My Foster Dog - Sophie Girl

Saturday, April 30, 2011

This is Sophie, the pure breed Chihuahua I am fostering. Animal rescue programs often have limited space for dogs and depend on volunteers to provide temporary homes.

Why fostering an animal? For instant, I encourage you to foster a dog, adopt a homeless dog and maybe even welcome Sophie into your family. She really is a sweet, calm dog. If I didn't have 4 guinea pigs, I would consider adopting her.

12 reasons to foster a dog:

1. You increase that dog’s chance of being adopted.

By fostering A dog, You are the link between the dog and potential homes. I can spread the word about what a good dog he/she is, how he
/she loves people and how he/she walks nicely on a leash. When a foster dog live with you, the dog will be a part of your family. For an example, my Sophie has the chance to learn behavior that will make her more appealing to other families. If you foster a dog, you have the ability to transform that barking, out of control mutt at the shelter to a dog someone would be honored to live with.
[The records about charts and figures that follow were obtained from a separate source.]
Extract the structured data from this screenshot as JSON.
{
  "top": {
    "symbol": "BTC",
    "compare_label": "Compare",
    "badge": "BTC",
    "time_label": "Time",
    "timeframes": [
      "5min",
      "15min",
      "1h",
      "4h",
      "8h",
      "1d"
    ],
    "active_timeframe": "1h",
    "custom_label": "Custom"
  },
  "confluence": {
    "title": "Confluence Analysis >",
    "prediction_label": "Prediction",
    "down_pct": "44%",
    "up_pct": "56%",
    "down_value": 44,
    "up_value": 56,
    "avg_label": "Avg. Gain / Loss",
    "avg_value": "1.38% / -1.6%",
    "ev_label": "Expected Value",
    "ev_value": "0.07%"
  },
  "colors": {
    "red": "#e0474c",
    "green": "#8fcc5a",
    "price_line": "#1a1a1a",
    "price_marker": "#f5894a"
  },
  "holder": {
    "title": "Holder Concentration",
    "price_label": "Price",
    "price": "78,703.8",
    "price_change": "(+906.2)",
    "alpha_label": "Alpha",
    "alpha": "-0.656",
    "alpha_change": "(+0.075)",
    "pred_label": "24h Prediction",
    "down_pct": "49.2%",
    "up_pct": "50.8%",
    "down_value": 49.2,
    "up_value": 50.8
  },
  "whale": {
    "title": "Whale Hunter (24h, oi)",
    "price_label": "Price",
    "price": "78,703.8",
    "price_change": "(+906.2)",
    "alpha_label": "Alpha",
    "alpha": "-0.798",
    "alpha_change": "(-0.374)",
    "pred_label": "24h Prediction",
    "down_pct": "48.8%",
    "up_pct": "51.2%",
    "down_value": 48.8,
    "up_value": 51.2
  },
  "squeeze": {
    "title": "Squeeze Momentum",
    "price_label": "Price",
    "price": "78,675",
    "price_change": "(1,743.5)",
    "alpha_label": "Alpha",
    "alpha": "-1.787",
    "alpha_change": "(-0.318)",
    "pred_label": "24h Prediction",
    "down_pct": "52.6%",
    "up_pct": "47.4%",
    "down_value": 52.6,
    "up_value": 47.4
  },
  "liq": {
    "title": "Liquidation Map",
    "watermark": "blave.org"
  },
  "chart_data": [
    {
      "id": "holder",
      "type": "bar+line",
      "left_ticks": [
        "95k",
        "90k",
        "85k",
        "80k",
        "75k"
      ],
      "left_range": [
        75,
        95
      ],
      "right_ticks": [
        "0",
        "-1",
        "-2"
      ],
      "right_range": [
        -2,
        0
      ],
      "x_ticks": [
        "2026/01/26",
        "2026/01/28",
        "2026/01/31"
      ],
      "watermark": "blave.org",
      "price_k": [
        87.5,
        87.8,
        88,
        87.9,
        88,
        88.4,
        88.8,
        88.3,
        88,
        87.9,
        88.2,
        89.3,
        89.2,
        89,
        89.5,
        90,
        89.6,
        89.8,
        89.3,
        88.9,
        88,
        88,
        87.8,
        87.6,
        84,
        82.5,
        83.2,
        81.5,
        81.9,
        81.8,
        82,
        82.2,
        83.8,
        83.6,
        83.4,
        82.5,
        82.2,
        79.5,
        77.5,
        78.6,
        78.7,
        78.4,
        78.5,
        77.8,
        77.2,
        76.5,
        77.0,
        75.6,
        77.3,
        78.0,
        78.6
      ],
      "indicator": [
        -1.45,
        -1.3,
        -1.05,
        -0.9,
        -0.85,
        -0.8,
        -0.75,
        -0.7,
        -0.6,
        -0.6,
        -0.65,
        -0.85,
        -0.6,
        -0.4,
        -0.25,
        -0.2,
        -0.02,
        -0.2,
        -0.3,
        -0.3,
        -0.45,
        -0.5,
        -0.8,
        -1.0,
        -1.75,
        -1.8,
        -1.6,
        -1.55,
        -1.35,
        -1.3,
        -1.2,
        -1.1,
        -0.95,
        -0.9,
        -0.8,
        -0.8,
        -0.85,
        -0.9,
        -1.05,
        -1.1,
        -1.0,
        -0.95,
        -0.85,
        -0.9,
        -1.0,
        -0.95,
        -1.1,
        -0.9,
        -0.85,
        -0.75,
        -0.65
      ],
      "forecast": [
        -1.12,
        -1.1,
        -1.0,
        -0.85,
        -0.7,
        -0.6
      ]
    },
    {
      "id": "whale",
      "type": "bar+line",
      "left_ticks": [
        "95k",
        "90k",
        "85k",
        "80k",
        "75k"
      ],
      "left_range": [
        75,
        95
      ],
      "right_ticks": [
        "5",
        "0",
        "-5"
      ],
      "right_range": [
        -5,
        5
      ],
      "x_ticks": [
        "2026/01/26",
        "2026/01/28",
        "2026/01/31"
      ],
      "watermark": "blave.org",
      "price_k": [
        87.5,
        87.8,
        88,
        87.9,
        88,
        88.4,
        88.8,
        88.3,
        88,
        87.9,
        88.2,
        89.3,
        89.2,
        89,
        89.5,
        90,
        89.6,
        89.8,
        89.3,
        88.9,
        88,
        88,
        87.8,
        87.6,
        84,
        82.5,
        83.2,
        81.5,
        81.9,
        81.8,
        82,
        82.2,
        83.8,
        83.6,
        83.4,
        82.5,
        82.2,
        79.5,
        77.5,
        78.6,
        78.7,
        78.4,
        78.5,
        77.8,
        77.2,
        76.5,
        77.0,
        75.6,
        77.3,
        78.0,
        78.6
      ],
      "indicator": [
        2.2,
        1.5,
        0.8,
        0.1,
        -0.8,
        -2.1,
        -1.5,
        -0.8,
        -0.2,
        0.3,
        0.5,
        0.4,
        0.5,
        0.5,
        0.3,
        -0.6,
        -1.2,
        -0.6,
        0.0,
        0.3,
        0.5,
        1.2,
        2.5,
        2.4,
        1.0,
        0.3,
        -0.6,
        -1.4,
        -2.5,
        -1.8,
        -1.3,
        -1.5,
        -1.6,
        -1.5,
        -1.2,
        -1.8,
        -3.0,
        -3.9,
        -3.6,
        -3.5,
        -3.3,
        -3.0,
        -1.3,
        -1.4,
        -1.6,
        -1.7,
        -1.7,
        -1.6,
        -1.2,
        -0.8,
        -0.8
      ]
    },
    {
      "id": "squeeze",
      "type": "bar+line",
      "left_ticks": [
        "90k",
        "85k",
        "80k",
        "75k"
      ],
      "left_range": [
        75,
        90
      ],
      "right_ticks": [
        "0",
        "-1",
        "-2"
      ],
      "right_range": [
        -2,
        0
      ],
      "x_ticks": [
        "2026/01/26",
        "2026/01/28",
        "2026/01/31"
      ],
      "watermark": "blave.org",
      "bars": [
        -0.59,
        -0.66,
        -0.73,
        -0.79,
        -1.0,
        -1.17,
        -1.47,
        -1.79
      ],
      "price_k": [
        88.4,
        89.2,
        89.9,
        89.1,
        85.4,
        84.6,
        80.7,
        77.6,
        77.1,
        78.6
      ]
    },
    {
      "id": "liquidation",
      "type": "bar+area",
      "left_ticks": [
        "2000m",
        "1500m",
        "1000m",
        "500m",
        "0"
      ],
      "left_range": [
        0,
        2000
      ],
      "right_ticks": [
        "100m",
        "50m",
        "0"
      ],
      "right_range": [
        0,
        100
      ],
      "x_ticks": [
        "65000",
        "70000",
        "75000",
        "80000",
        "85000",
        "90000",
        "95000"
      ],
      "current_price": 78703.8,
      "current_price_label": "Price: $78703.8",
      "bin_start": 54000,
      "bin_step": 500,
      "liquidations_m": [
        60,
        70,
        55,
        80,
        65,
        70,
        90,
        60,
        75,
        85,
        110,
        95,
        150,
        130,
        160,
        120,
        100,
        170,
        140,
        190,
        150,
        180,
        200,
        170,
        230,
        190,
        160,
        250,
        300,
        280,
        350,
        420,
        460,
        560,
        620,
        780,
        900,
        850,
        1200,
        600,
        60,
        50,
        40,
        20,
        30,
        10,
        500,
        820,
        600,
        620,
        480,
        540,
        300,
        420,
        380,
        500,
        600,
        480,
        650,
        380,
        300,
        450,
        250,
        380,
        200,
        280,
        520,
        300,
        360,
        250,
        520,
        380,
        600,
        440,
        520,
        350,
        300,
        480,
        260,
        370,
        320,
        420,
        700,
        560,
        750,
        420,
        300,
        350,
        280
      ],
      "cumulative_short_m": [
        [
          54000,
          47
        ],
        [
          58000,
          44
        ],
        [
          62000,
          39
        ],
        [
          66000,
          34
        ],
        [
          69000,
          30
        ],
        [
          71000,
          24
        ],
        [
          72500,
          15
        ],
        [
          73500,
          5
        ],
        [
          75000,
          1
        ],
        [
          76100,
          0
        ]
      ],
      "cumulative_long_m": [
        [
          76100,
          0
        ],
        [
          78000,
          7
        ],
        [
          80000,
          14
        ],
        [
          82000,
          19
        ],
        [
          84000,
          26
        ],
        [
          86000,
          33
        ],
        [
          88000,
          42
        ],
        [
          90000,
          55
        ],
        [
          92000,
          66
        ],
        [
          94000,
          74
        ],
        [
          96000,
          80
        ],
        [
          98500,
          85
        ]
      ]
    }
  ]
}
2. Your own dog will learn more social skills.

3. It’s a good way to see if you are ready for an additional dog.

It’s not always clear whether a second or third dog would fit in with your family. Sometimes an additional dog is a disaster. Other times it couldn’t be better. With fostering, you have a chance to see whether or not another dog is right for your family. Maybe providing temporary care is better for you.

4. You help the rescue learn about the dog’s personality.

I will interact with Sophie every day, learning about her unique personality and behavioral issues. It’s hard to know much about a dog when she is living in a shelter environment with 15 other dogs. Placing dogs in foster homes help rescues learn if the dogs like children, beg at the table, chase cats, bark when crated, know basic commands or have high or low energy. The possibilities of what a foster family will learn about a dog are unlimited.

5. You are saving a dog’s life.

6. You will appreciate your own dog’s good behavior.
Many rescues are full to their limits and cannot take in more dogs until additional foster homes open up. When you foster a dog, the rescue can save money on he/her boarding fees and use it to save another homeless dog.

7. Many animal shelters can’t function without foster homes. Most of them depends entirely on foster homes because it does not have a shelter. If it weren’t for all the generous foster families, this program would not be functioning.

8. You might end up with a new family member.

Many foster families realize the dog they are fostering is a perfect fit for their family. This is a happy ending for both the dog and humans. If you don’t foster a dog, then you will never know what you are missing. You might never meet that special dog that could add to your life.

9. The dog gets to live with your family rather than at a shelter.

Dogs get stressed from shelter conditions. Shelters are noisy with limited one-on-one interaction. The dogs don’t get enough exercise, training or socialization. With time, many dogs develop psychological issues as pent-up energy, frustration, aggression or boredom builds.

10. Any volunteering makes a person feel good.

Fostering a dog is a way to give back to your community. If you love animals, there is nothing more rewarding than helping a homeless dog.

11. It’s a way to help without spending money.

12. Found a new best friend for yourself

If you don’t have the money to donate to animal shelters, you can donate your time by fostering. Some programs require foster families to cover all the expenses of the dog’s supplies. Other rescue organizations cover everything for you, providing food, a crate, bowls and veterinary care. In my case, I have to pay only food and treats for Sophie.